Now the question is how quickly can Stevens become a household
name?

"He's halfway through his first season, so I think history will
bear that out," Collier said. "What counts to me is that he has a
sense of what's most important and that's mentoring players and the
model of a student-athlete."

Players see it another way.

"It's probably a lot easier to take advice from someone you
think has been through it all because it's easier to see yourself
in his shoes," said shooting guard A.J. Graves, the MVP of last
season's Preseason NIT.

This year's Bulldogs were projected to be even better than last
year's team, which gave two-time national champion Florida its
closest game in the NCAA tournament. The Bulldogs lost 65-57.

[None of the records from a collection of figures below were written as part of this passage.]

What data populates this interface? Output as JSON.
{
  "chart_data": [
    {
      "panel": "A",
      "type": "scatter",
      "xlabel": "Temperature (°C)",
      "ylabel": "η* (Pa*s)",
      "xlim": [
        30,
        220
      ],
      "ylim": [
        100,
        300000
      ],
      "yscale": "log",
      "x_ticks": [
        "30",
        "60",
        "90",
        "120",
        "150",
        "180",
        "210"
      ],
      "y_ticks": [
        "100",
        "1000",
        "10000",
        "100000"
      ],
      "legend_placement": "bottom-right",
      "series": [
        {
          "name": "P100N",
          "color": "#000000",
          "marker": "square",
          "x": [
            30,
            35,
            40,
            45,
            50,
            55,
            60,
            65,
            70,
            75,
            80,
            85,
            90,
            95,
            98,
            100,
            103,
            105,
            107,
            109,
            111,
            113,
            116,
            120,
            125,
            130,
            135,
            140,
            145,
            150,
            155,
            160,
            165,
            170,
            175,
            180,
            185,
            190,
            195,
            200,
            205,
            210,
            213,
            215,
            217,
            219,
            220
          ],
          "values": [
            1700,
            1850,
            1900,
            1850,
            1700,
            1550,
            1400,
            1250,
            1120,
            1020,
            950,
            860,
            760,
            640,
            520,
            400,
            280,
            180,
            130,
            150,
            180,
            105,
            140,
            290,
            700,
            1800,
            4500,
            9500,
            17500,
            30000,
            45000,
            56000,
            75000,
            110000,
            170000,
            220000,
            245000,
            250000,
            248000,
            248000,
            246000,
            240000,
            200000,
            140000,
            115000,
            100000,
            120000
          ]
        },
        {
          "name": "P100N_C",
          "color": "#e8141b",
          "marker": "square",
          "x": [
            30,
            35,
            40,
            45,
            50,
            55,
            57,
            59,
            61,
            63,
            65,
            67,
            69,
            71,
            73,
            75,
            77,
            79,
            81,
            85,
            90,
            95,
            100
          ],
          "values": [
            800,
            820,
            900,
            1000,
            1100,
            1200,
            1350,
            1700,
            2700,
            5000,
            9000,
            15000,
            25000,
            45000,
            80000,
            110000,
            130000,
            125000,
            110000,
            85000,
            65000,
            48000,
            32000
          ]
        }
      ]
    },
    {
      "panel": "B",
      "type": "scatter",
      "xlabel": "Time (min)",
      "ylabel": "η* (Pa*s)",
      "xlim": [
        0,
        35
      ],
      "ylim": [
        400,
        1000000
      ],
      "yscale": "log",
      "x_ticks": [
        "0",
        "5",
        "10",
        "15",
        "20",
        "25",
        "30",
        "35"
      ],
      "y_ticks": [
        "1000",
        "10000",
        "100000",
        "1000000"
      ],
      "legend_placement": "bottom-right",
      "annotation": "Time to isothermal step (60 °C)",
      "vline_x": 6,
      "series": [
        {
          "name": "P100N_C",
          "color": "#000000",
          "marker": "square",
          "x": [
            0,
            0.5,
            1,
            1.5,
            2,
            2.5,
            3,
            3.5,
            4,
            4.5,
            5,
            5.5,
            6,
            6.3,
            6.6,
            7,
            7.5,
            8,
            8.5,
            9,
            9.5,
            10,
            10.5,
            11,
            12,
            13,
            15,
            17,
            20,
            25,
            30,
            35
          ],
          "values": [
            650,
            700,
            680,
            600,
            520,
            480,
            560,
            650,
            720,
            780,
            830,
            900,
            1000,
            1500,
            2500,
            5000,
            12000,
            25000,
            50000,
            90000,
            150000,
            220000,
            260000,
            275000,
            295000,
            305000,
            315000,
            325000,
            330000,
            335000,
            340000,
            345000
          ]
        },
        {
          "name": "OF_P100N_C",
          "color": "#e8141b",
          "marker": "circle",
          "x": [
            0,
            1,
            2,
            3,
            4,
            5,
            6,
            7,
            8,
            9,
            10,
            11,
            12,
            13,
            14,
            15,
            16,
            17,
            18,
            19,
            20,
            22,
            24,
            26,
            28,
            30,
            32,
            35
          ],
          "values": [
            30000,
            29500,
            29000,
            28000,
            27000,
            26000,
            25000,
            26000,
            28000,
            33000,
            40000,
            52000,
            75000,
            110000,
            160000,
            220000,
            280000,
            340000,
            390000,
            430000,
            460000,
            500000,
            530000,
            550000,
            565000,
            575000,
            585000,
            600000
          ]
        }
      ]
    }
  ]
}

Rather than feel pressure, though, Stevens focused on finding
the right mix between a team that opened the season with five
senior starters and nine relatively untested freshman and
sophomores.

As with everything else, Stevens has found a way to make it
work, even if he appears better suited to taking on his players in
a 3-point contest than teaching them the nuances of the game.

"I don't know (if being young) is an advantage, but I hope
so," he said. "I think we relate well to the kids, and I think
Todd related really well to the kids. But I've only been away from
the game as a player about nine years, so I know what they're going
through and I think they understand that."